Read this article by Douglas Rushkoff. It’s a brilliant analysis of our current and past financial situation, and he puts it simply so the reader doesn’t need advanced degrees in economics to understand. The history portion of the article was interesting, and certainly helped me understand how we arrived at the crisis, but his solution is what caught my attention. He says,

Think small. Buy local. Make friends. Print money. Grow food. Teach children. Learn nutrition. And if you do have money to invest, put it into whatever lets you and your friends do those things.

Continuing to invest in markets that may or may not actually return your money, or relying on interest rates passed down from on high doesn’t make much sense. Investing in real-world things and people does. Money is abstracted labor, so it makes sense to find whatever gives you your best return and do that.
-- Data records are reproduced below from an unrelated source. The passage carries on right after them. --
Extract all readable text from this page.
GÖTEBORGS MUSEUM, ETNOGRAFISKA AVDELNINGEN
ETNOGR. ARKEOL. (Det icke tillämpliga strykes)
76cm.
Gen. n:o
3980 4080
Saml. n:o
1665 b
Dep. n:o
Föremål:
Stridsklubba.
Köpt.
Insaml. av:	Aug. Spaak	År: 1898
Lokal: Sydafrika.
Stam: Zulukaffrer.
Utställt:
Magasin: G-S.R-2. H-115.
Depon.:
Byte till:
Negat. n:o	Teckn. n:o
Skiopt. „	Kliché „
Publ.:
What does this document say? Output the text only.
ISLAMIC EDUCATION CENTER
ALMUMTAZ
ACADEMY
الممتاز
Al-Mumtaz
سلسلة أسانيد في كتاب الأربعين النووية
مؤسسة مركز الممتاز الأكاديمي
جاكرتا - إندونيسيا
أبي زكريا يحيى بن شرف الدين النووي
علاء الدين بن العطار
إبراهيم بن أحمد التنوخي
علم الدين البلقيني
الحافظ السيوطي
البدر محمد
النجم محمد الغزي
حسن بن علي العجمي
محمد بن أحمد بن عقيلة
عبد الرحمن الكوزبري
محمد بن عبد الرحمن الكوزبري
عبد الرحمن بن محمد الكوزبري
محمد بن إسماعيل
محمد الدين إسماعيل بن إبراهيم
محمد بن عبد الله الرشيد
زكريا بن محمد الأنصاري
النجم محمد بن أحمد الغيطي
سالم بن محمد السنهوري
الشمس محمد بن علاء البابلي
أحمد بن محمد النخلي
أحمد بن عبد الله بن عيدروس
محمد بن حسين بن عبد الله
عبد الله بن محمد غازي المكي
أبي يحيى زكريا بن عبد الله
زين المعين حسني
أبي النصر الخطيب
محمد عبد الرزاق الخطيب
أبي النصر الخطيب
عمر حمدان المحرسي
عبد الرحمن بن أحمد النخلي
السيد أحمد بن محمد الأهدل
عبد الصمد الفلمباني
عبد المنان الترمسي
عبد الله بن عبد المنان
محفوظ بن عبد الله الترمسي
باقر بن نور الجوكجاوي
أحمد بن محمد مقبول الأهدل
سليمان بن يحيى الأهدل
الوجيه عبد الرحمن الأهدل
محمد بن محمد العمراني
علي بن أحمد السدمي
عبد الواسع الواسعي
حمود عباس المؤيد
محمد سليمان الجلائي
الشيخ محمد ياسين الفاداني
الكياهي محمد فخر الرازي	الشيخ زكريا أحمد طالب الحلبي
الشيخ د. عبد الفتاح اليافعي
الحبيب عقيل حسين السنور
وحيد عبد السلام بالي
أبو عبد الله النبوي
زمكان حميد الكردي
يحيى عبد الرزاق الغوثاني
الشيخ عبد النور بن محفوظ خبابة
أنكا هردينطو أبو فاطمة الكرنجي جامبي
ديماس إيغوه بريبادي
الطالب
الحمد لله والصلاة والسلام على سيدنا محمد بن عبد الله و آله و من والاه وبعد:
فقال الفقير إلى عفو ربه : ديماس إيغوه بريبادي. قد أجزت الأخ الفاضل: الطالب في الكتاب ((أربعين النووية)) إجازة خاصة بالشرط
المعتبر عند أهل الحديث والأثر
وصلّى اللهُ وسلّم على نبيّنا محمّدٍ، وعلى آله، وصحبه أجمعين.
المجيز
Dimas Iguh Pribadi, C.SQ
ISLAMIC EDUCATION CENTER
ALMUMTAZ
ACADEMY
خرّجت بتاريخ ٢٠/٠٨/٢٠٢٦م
Before, you could get more value from sinking your dollars into massive, complex funds with the hope that more money would shoot out in a couple years, maybe now the best choice is to buy shovels. Find some way to glean objective value from your labor.

That solution makes me feel good, mostly because it’s what I’ve been planning to do anyway. I’ve lately become more focused on what I’m leaving behind, what I’ve produced. When I’m old, I want to look through my life and see things there, not vague memories of experience. I want to write stories, record the songs we write, make some movies.

Because really, what better way to use money? Buy a camera and make some movies; buy more notebooks & ink and write stories. Serve people. If you see someone around you hurting, help them. Stop just planning and start doing. Produce something enduring.